La présence de Wagner en Ukraine a été effectivement relevée par des journalistes du Kyiv Post dès le début de l’invasion russe, le 24 février. La société militaire russe est d’ailleurs familière de l’utilisation de mercenaires. Elle avait déjà recruté des Syriens dès 2017 pour sécuriser des champs pétroliers et des infrastructures en Syrie.
Pour les Tchétchènes, dans une vidéo diffusée mi-mars sur le réseau Telegram, Ramzan Kadyrov a affirmé être dans la région de Kyiv (Kiev) pour combattre aux côtés des forces d’invasion russes. « L’autre jour, nous étions à environ 20 kilomètres de vous, les nazis de Kiev, et maintenant, nous sommes encore plus proches », avait alors écrit le président de la Tchétchénie, accusé par des ONG internationales d’avoir commis les pires violations des droits de l’homme dans la république du Caucase écrasée par Moscou.

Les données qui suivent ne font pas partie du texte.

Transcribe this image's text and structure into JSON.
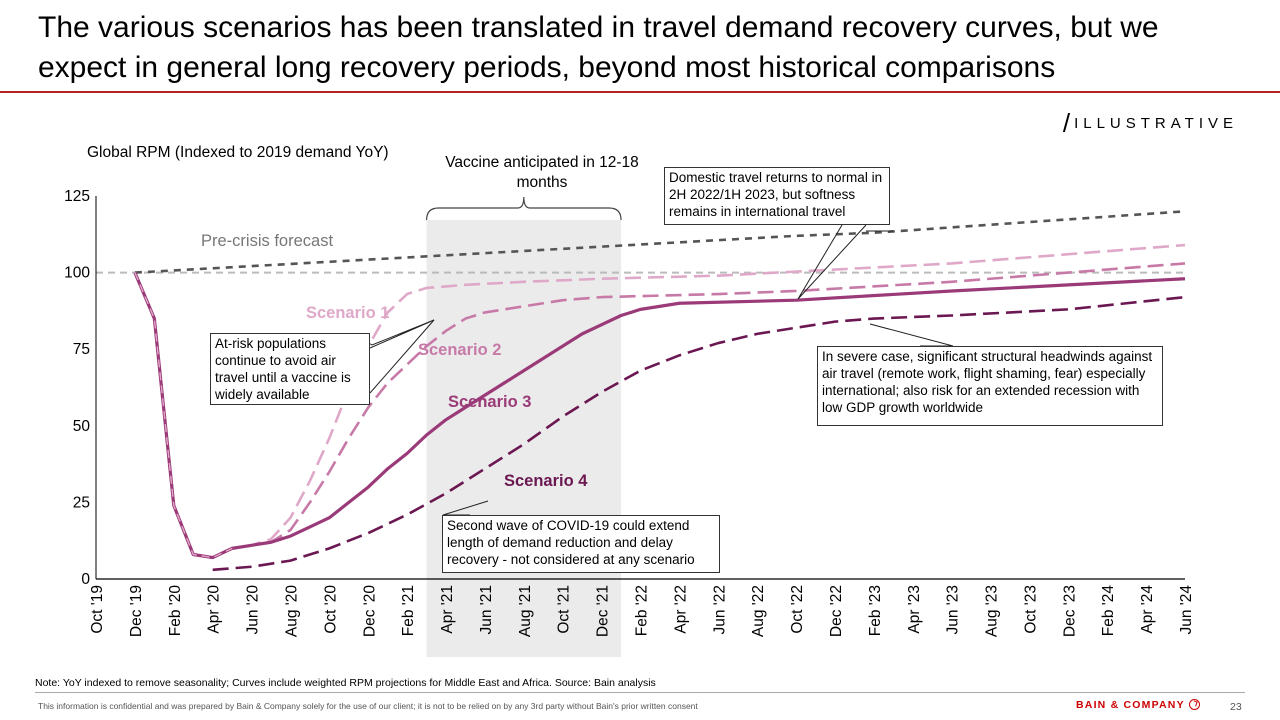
{
  "slide": {
    "title": "The various scenarios has been translated in travel demand recovery curves, but we expect in general long recovery periods, beyond most historical comparisons",
    "tag": "ILLUSTRATIVE",
    "note": "Note: YoY indexed to remove seasonality; Curves include weighted RPM projections for Middle East and Africa.  Source: Bain analysis",
    "confidential": "This information is confidential and was prepared by Bain & Company solely for the use of our client; it is not to be relied on by any 3rd party without Bain's prior written consent",
    "logo": "BAIN & COMPANY",
    "page_number": "23"
  },
  "annotations": {
    "vaccine": "Vaccine anticipated in 12-18 months",
    "domestic": "Domestic travel returns to normal in 2H 2022/1H 2023, but softness remains in international travel",
    "atrisk": "At-risk populations continue to avoid air travel until a vaccine is widely available",
    "severe": "In severe case, significant structural headwinds against air travel (remote work, flight shaming, fear) especially international; also risk for an extended recession with low GDP growth worldwide",
    "second_wave": "Second wave of COVID-19 could extend length of demand reduction and delay recovery - not considered at any scenario"
  },
  "chart_data": {
    "type": "line",
    "ylabel": "Global RPM (Indexed to 2019 demand YoY)",
    "ylim": [
      0,
      125
    ],
    "yticks": [
      0,
      25,
      50,
      75,
      100,
      125
    ],
    "x_ticks": [
      "Oct '19",
      "Dec '19",
      "Feb '20",
      "Apr '20",
      "Jun '20",
      "Aug '20",
      "Oct '20",
      "Dec '20",
      "Feb '21",
      "Apr '21",
      "Jun '21",
      "Aug '21",
      "Oct '21",
      "Dec '21",
      "Feb '22",
      "Apr '22",
      "Jun '22",
      "Aug '22",
      "Oct '22",
      "Dec '22",
      "Feb '23",
      "Apr '23",
      "Jun '23",
      "Aug '23",
      "Oct '23",
      "Dec '23",
      "Feb '24",
      "Apr '24",
      "Jun '24"
    ],
    "shaded_period": [
      "Mar '21",
      "Jan '22"
    ],
    "reference_line": {
      "value": 100,
      "color": "#bbbbbb"
    },
    "series": [
      {
        "name": "Pre-crisis forecast",
        "color": "#555555",
        "style": "dashed",
        "points": [
          [
            "Dec '19",
            100
          ],
          [
            "Oct '22",
            112
          ],
          [
            "Feb '23",
            113
          ],
          [
            "Jun '24",
            120
          ]
        ]
      },
      {
        "name": "Scenario 1",
        "color": "#e0a8c8",
        "style": "dashed-long",
        "points": [
          [
            "Dec '19",
            100
          ],
          [
            "Jan '20",
            85
          ],
          [
            "Feb '20",
            24
          ],
          [
            "Mar '20",
            8
          ],
          [
            "Apr '20",
            7
          ],
          [
            "May '20",
            10
          ],
          [
            "Jun '20",
            11
          ],
          [
            "Jul '20",
            13
          ],
          [
            "Aug '20",
            20
          ],
          [
            "Sep '20",
            32
          ],
          [
            "Oct '20",
            46
          ],
          [
            "Nov '20",
            62
          ],
          [
            "Dec '20",
            76
          ],
          [
            "Jan '21",
            87
          ],
          [
            "Feb '21",
            93
          ],
          [
            "Mar '21",
            95
          ],
          [
            "May '21",
            96
          ],
          [
            "Aug '21",
            97
          ],
          [
            "Dec '21",
            98
          ],
          [
            "Jun '22",
            99
          ],
          [
            "Dec '22",
            101
          ],
          [
            "Jun '23",
            103
          ],
          [
            "Dec '23",
            106
          ],
          [
            "Jun '24",
            109
          ]
        ]
      },
      {
        "name": "Scenario 2",
        "color": "#c77aa8",
        "style": "dashed-long",
        "points": [
          [
            "Dec '19",
            100
          ],
          [
            "Jan '20",
            85
          ],
          [
            "Feb '20",
            24
          ],
          [
            "Mar '20",
            8
          ],
          [
            "Apr '20",
            7
          ],
          [
            "May '20",
            10
          ],
          [
            "Jun '20",
            11
          ],
          [
            "Jul '20",
            12
          ],
          [
            "Aug '20",
            16
          ],
          [
            "Sep '20",
            25
          ],
          [
            "Oct '20",
            35
          ],
          [
            "Nov '20",
            46
          ],
          [
            "Dec '20",
            56
          ],
          [
            "Jan '21",
            64
          ],
          [
            "Feb '21",
            70
          ],
          [
            "Mar '21",
            76
          ],
          [
            "Apr '21",
            81
          ],
          [
            "May '21",
            85
          ],
          [
            "Jun '21",
            87
          ],
          [
            "Aug '21",
            89
          ],
          [
            "Oct '21",
            91
          ],
          [
            "Dec '21",
            92
          ],
          [
            "Jun '22",
            93
          ],
          [
            "Oct '22",
            94
          ],
          [
            "Jun '23",
            97
          ],
          [
            "Dec '23",
            100
          ],
          [
            "Jun '24",
            103
          ]
        ]
      },
      {
        "name": "Scenario 3",
        "color": "#9b3a78",
        "style": "solid",
        "points": [
          [
            "Dec '19",
            100
          ],
          [
            "Jan '20",
            85
          ],
          [
            "Feb '20",
            24
          ],
          [
            "Mar '20",
            8
          ],
          [
            "Apr '20",
            7
          ],
          [
            "May '20",
            10
          ],
          [
            "Jun '20",
            11
          ],
          [
            "Jul '20",
            12
          ],
          [
            "Aug '20",
            14
          ],
          [
            "Sep '20",
            17
          ],
          [
            "Oct '20",
            20
          ],
          [
            "Nov '20",
            25
          ],
          [
            "Dec '20",
            30
          ],
          [
            "Jan '21",
            36
          ],
          [
            "Feb '21",
            41
          ],
          [
            "Mar '21",
            47
          ],
          [
            "Apr '21",
            52
          ],
          [
            "May '21",
            56
          ],
          [
            "Jun '21",
            60
          ],
          [
            "Jul '21",
            64
          ],
          [
            "Aug '21",
            68
          ],
          [
            "Sep '21",
            72
          ],
          [
            "Oct '21",
            76
          ],
          [
            "Nov '21",
            80
          ],
          [
            "Dec '21",
            83
          ],
          [
            "Jan '22",
            86
          ],
          [
            "Feb '22",
            88
          ],
          [
            "Apr '22",
            90
          ],
          [
            "Oct '22",
            91
          ],
          [
            "Jun '23",
            94
          ],
          [
            "Dec '23",
            96
          ],
          [
            "Jun '24",
            98
          ]
        ]
      },
      {
        "name": "Scenario 4",
        "color": "#6b1752",
        "style": "dashed-long",
        "points": [
          [
            "Apr '20",
            3
          ],
          [
            "Jun '20",
            4
          ],
          [
            "Aug '20",
            6
          ],
          [
            "Oct '20",
            10
          ],
          [
            "Dec '20",
            15
          ],
          [
            "Feb '21",
            21
          ],
          [
            "Apr '21",
            28
          ],
          [
            "Jun '21",
            36
          ],
          [
            "Aug '21",
            44
          ],
          [
            "Oct '21",
            53
          ],
          [
            "Dec '21",
            61
          ],
          [
            "Feb '22",
            68
          ],
          [
            "Apr '22",
            73
          ],
          [
            "Jun '22",
            77
          ],
          [
            "Aug '22",
            80
          ],
          [
            "Oct '22",
            82
          ],
          [
            "Dec '22",
            84
          ],
          [
            "Feb '23",
            85
          ],
          [
            "Jun '23",
            86
          ],
          [
            "Dec '23",
            88
          ],
          [
            "Jun '24",
            92
          ]
        ]
      }
    ]
  }
}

Un nombre indéterminé de supplétifs syriens avaient déjà été déployés par la Russie en Libye à partir de 2018 – mais aussi par la Turquie contre les Kurdes dans le nord-est de la Syrie. Leur présence aux côtés du maréchal Haftar, « en violation de l’embargo sur les armes » décrété en 2011, avait même été dénoncée dans un rapport d’experts, remis le 24 avril 2020 au Conseil de sécurité, une initiative qui n’avait été suivie d’aucun effet.
- Dès que mon président Assad et mon président Poutine me demanderont d’intervenir, j’irai donner une leçon aux Ukrainiens
- - Le chef d’une milice syrienne
Le 18 mars s’est ouvert à Damas le premier centre de recrutement de ces supplétifs. Selon le média syrien Deir Ezzor 24, deux centres ont été aussi installés à Mayadine et à Deir Ezzor, dans l’est du pays. Montant de la solde : entre 200 et 300 dollars mensuels. Cette fois encore, on retrouve Wagner, qui se charge du recrutement et de leur entraînement.

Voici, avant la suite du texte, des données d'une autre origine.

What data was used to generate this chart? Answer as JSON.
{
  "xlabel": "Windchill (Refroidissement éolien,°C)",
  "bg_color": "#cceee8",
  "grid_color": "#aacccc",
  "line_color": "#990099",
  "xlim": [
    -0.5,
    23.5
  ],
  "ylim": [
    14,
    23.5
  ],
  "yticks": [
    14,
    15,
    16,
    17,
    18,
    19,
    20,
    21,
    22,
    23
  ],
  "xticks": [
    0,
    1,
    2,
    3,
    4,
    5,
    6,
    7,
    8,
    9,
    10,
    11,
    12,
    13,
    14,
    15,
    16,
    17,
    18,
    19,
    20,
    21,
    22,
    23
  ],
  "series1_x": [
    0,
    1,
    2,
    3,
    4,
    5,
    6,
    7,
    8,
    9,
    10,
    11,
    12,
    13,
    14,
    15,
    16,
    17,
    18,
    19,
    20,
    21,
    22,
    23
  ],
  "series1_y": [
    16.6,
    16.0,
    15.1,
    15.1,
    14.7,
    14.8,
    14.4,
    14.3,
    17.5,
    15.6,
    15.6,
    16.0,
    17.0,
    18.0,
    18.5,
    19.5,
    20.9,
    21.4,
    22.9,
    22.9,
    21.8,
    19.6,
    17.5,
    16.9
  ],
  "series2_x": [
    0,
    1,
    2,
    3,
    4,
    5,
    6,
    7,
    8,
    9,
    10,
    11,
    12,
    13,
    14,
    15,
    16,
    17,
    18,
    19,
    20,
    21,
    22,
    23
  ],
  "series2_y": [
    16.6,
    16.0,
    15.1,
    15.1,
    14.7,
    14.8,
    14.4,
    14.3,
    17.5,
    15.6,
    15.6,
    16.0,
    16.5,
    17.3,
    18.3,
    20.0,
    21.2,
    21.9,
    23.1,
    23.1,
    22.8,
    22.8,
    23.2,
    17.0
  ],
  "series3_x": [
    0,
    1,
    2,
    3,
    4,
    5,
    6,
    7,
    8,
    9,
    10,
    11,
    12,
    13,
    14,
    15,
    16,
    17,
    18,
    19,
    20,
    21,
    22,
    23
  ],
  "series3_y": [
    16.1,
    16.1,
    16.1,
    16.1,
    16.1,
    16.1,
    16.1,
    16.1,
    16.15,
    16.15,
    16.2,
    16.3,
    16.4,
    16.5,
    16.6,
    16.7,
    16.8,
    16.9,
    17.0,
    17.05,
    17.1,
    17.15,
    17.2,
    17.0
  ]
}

Selon l’organisation de défense des droits de l’homme Syrians for Truth and Justice, nombre des volontaires sont d’anciens soldats, des membres des milices pro-Assad, appelées les Forces de défense, auxquelles le régime a eu recours pour pallier les insuffisances de son armée, et même d’anciens insurgés amnistiés par Damas dans le cadre des comités de réconciliation.

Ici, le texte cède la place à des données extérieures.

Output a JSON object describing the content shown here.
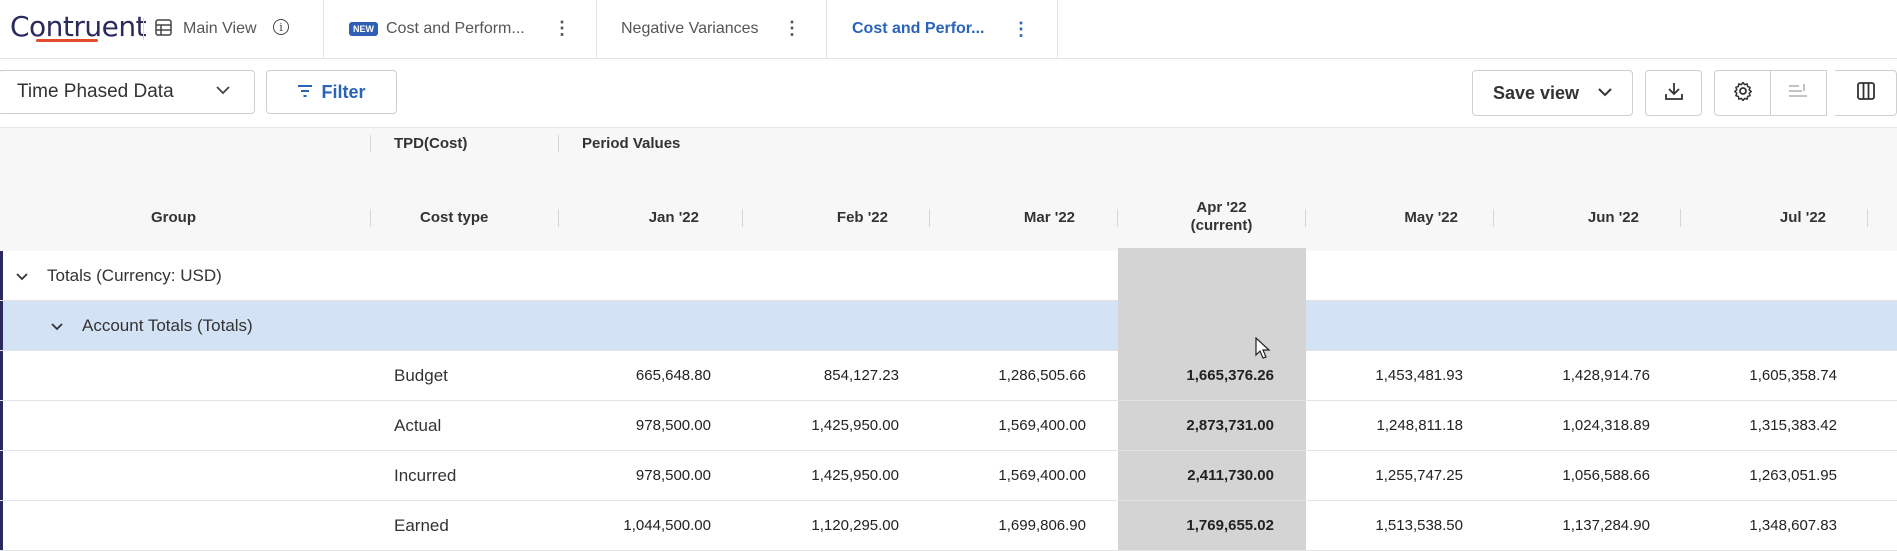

Sur une vidéo mise en ligne, on peut d’ailleurs voir le chef d’une milice de Homs, Nabil Abdallah, s’écrier : « Dès que mon président Assad et mon président Poutine me demanderont d’intervenir, j’irai donner une leçon aux Ukrainiens. » Sur la même vidéo, il affirme haut et fort son identité chrétienne – on le voit inaugurer une église, réplique miniature de l’ancienne basilique Sainte-Sophie d’Istanbul, transformée en mosquée par Recip Tayyip Erdoğan.
Les Tchétchènes déployés sur le front de Marioupol attaquent, eux, en criant Allahou Akbar. De la Tchétchénie à la Syrie, Poutine a réuni la sainte alliance du mercenariat.
Jean-Pierre Perrin
Un message, un commentaire ?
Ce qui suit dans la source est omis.